Loreda looked at him. He was impatient with her, she could tell. A tic pulled at the corner of his eyes, but otherwise he appeared calm. He was waiting for her to decide, but he wouldn’t wait long.

She should tell him to turn around right now, take her back to the road. Whatever was going on in that barn this late at night couldn’t be good. And grown-ups didn’t demand this kind of promise from kids.

“Is it bad, what’s going on in there?”

“No,” he said. “It’s good. But these are dangerous times.”

Loreda looked into the man’s dark eyes. He was . . . intense. A little frightening, perhaps, but alive in a way she hadn’t seen before. Here was a man who wouldn’t live in a dirty tent and eat scraps and be grateful for it. He wasn’t broken like the rest of them. His vitality called out to her, reminded her of better times, of the man she’d thought her father to be. “I promise.”

He drove forward, threading his way through the parked cars. Near the doors, he parked the truck and turned off the engine.

“You stay in the truck,” he said, opening his door.

“How long will you be?”

“As long as I need to be.”

Loreda watched him walk toward the barn and open the door. She saw a flash of light, and what looked like shadow people gathered within. Then he closed the door behind him.

Loreda stared at the dark barn, the streaks of light bleeding through the cracks. What were they doing in there?

An automobile chugged up alongside the truck, parked. Its headlights snapped off.

Loreda saw a couple get out of the car. They were well dressed, all in black, both smoking cigarettes. Definitely not migrants or farmers.

Loreda made a snap decision: she got out of the truck and followed the couple to the barn.

The barn door opened.

Loreda slipped in behind the couple and immediately pressed herself back against the rough boards of the barn.

She couldn’t have said what she was expecting to see—grown-ups drinking hooch and dancing the Lindy Hop maybe—but whatever she’d expected, it wasn’t this. Men dressed in suits mingled with women, some of whom were wearing pants. Pants. They seemed to be all talking at once, gesturing with their hands as if arguing. The place felt alive, hive-like with activity. Cigarette smoke created a haze that blurred everyone and stung Loreda’s eyes.

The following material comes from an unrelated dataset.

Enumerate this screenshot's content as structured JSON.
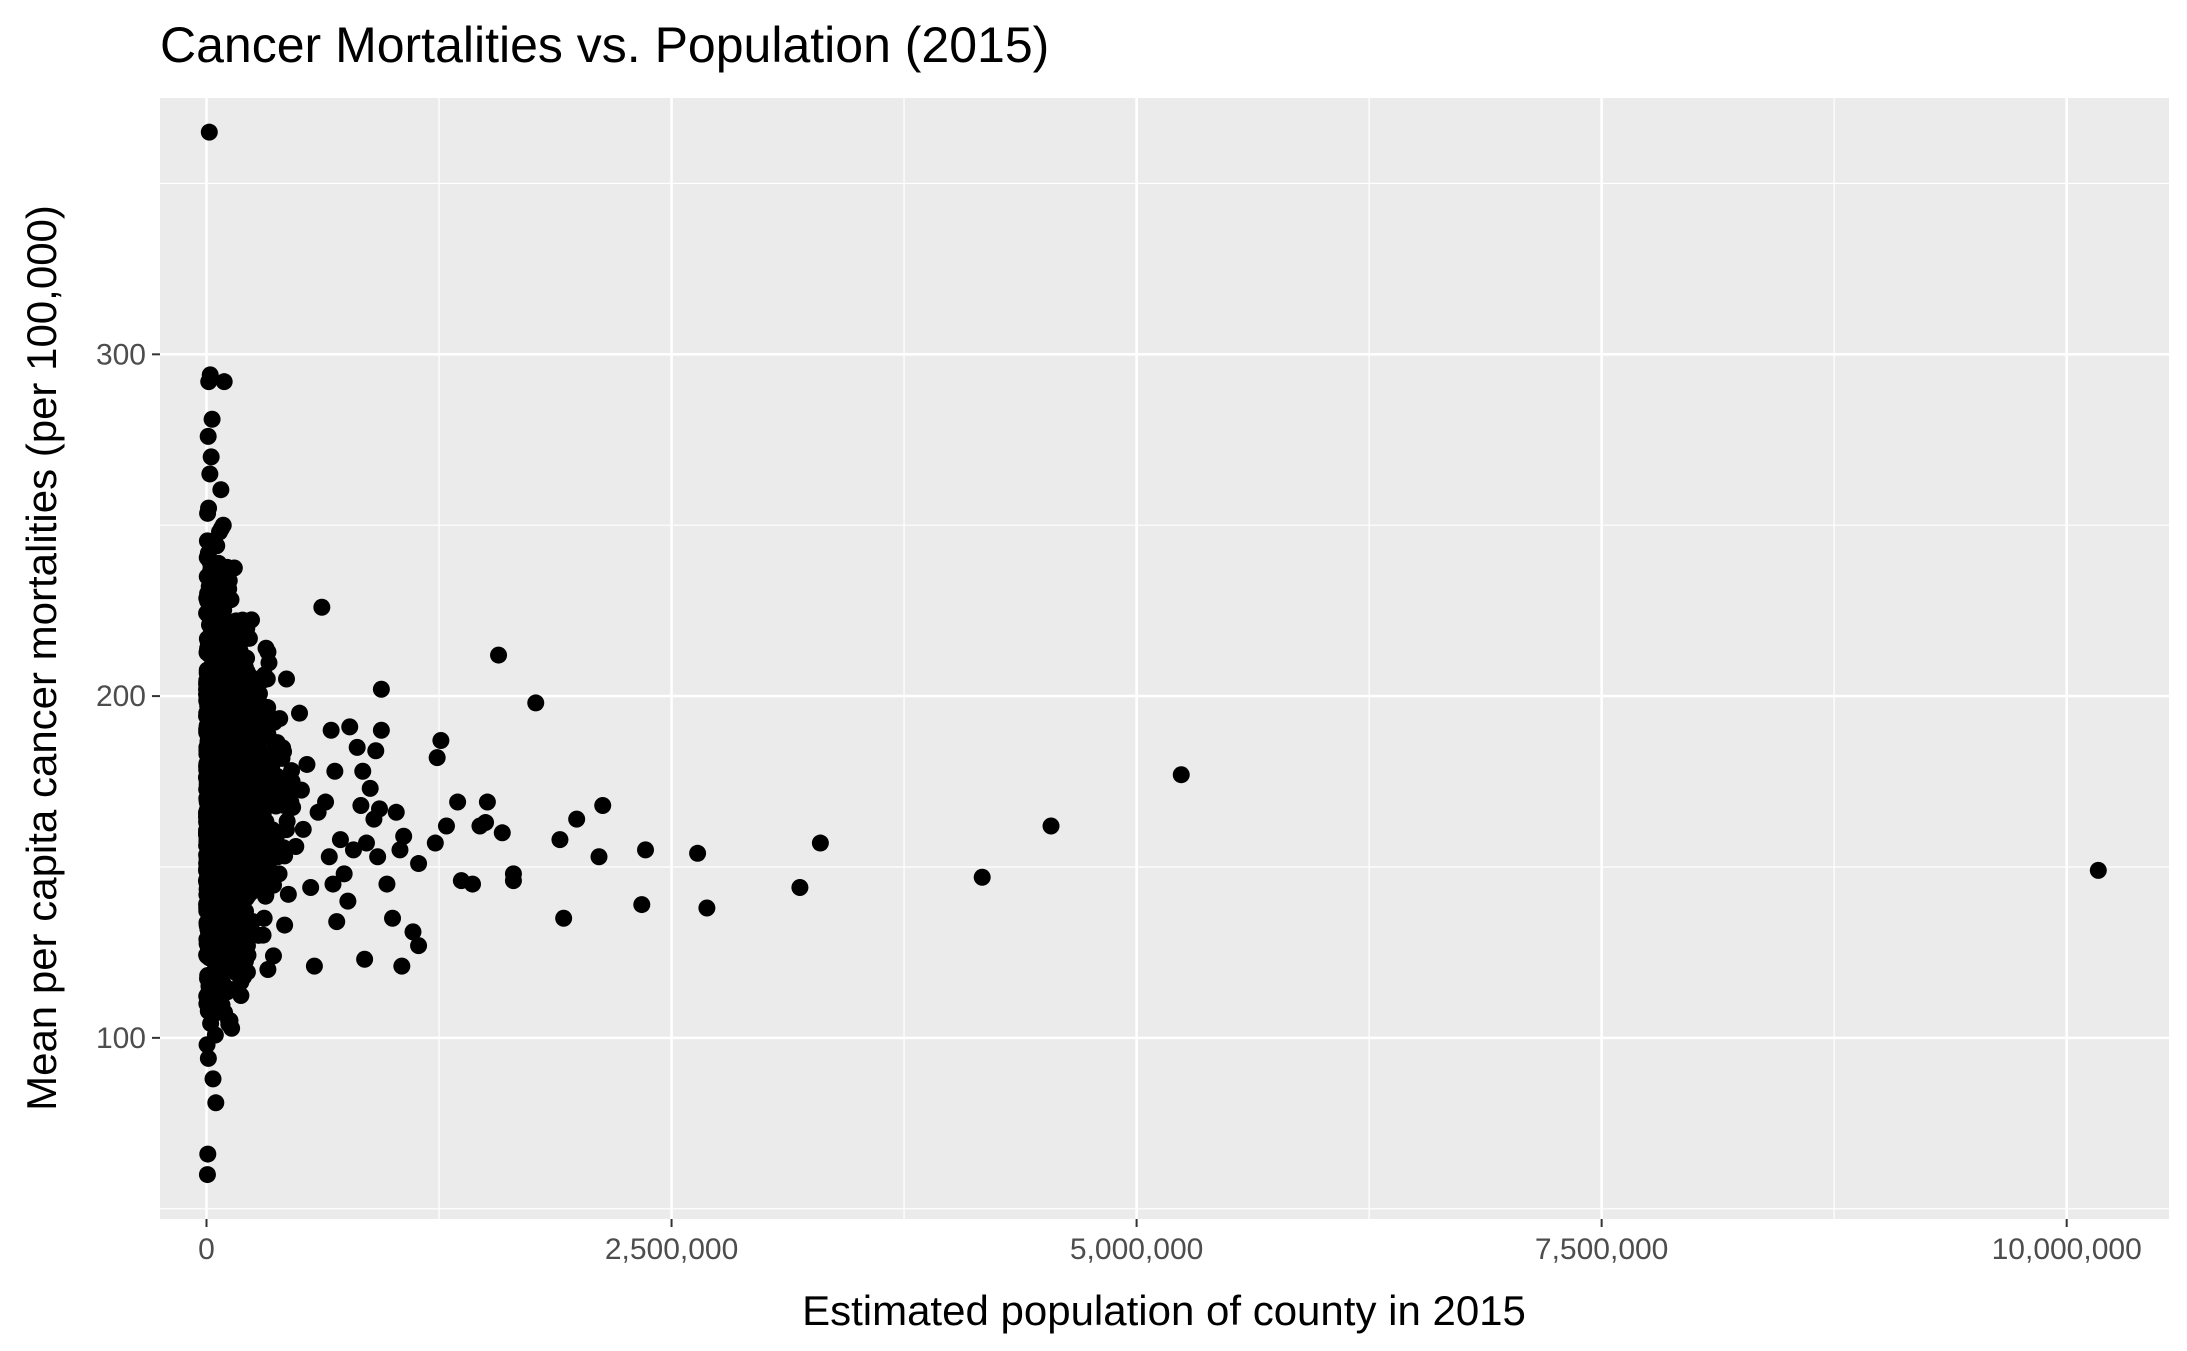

There were about ten tables set up in the barn’s dusty, shadowed interior, with lanterns set on each one, creating pockets of light shot through with dust and smoke. Typewriters and mimeograph machines were positioned on the tables. Women sat in chairs and smoked and typed. There was a strange aroma in the air, mixed in with the smell of smoke. Stacks of papers lined the tabletops. Every once in a while Loreda heard the briiiiing of a carriage return.

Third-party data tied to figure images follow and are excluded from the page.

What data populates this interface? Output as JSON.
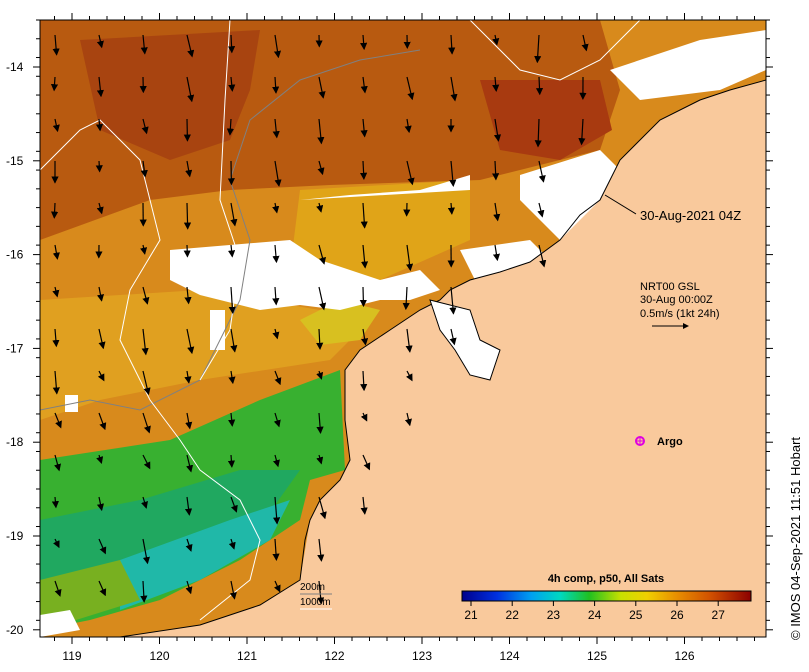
{
  "map": {
    "lat_ticks": [
      "-14",
      "-15",
      "-16",
      "-17",
      "-18",
      "-19",
      "-20"
    ],
    "lon_ticks": [
      "119",
      "120",
      "121",
      "122",
      "123",
      "124",
      "125",
      "126"
    ],
    "timestamp_label": "30-Aug-2021 04Z",
    "current_source": "NRT00 GSL",
    "current_time": "30-Aug 00:00Z",
    "current_scale": "0.5m/s (1kt 24h)",
    "argo_label": "Argo",
    "contour_200": "200m",
    "contour_1000": "1000m",
    "colorbar_title": "4h comp, p50, All Sats",
    "colorbar_ticks": [
      "21",
      "22",
      "23",
      "24",
      "25",
      "26",
      "27"
    ],
    "credit": "© IMOS 04-Sep-2021 11:51 Hobart"
  },
  "colors": {
    "land": "#f9c99c",
    "cloud_gap": "#ffffff",
    "argo_marker": "#e000e0",
    "scale_low": "#00008c",
    "scale_high": "#8c0000"
  }
}
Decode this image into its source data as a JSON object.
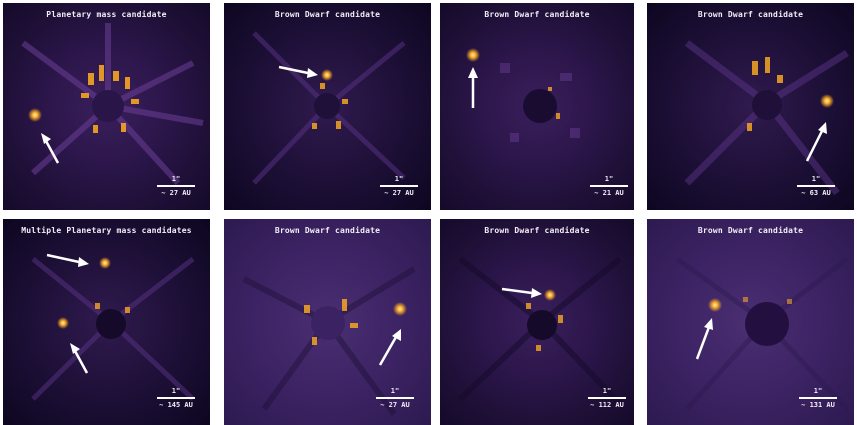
{
  "panels": [
    {
      "title": "Planetary mass candidate",
      "scale_label": "1\"",
      "au": "~ 27 AU"
    },
    {
      "title": "Brown Dwarf candidate",
      "scale_label": "1\"",
      "au": "~ 27 AU"
    },
    {
      "title": "Brown Dwarf candidate",
      "scale_label": "1\"",
      "au": "~ 21 AU"
    },
    {
      "title": "Brown Dwarf candidate",
      "scale_label": "1\"",
      "au": "~ 63 AU"
    },
    {
      "title": "Multiple Planetary mass candidates",
      "scale_label": "1\"",
      "au": "~ 145 AU"
    },
    {
      "title": "Brown Dwarf candidate",
      "scale_label": "1\"",
      "au": "~ 27 AU"
    },
    {
      "title": "Brown Dwarf candidate",
      "scale_label": "1\"",
      "au": "~ 112 AU"
    },
    {
      "title": "Brown Dwarf candidate",
      "scale_label": "1\"",
      "au": "~ 131 AU"
    }
  ],
  "colors": {
    "background": "#1d0f35",
    "speckle": "#f5a623",
    "arrow": "#ffffff"
  },
  "icons": [
    "arrow-icon",
    "coronagraph-mask-icon",
    "companion-source-icon"
  ]
}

When Jack strode forward, people stopped what they were doing and turned toward him. He pulled a newspaper off a table in front of him and climbed up several loft steps, then faced the crowd. He lifted the newspaper up. The headline read: “Los Angeles Declares War on Migrants.”

“Police Chief James ‘Two Guns’ Davis, with the support of the big growers, the railroads, the state relief agencies, and the rest of the state fat cats, just closed the California border to migrants.” Jack threw the paper to the straw-covered floor. “Think of it. Desperate people, good people, Americans, are being stopped at the border at gunpoint and turned away. To go where? Many of them are starving back home or dying of dust pneumonia. If they won’t turn back, the coppers are jailing them for vagrancy and judges are sentencing them to hard labor.”

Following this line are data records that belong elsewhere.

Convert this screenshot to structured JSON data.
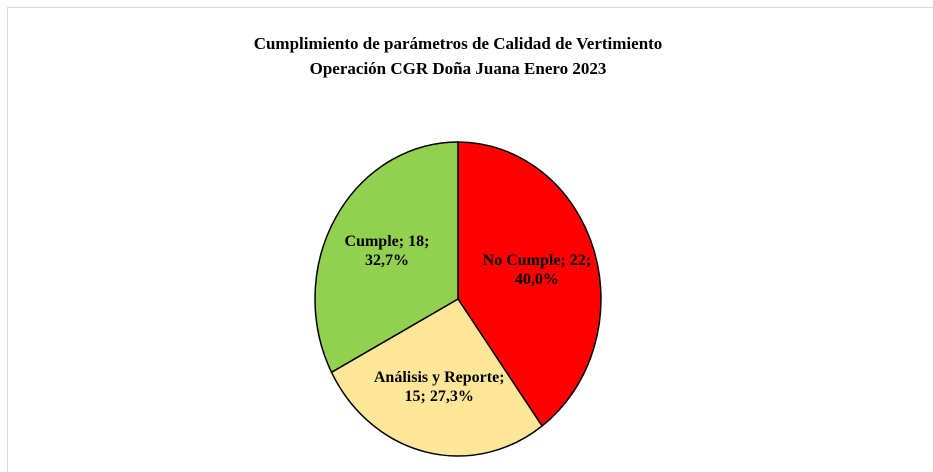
{
  "chart_data": {
    "type": "pie",
    "title": [
      "Cumplimiento de parámetros de Calidad de Vertimiento",
      "Operación CGR Doña Juana Enero 2023"
    ],
    "categories": [
      "No Cumple",
      "Análisis y Reporte",
      "Cumple"
    ],
    "values": [
      22,
      15,
      18
    ],
    "value_labels": [
      [
        "No Cumple; 22;",
        "40,0%"
      ],
      [
        "Análisis y Reporte;",
        "15; 27,3%"
      ],
      [
        "Cumple; 18;",
        "32,7%"
      ]
    ],
    "colors": [
      "#ff0000",
      "#ffe699",
      "#92d050"
    ]
  }
}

Loreda was hardly surprised. She knew what it was like to come here looking for better and be treated as worse.

“Bastards,” someone yelled.

“All across the state of California, the big growers are taking advantage of the people who work for them. The migrants coming into the state are so desperate to feed their families, they’ll take any wage. There are more than seventy thousand homeless people between here and Bakersfield. Children are dying in the squatters’ camps at a rate of two a day, from malnutrition or disease. It’s not right. Not in America. I don’t care if there is a Depression. Enough is enough. It’s up to us to help them. We have to get them to join the Workers Alliance and stand up for their rights.”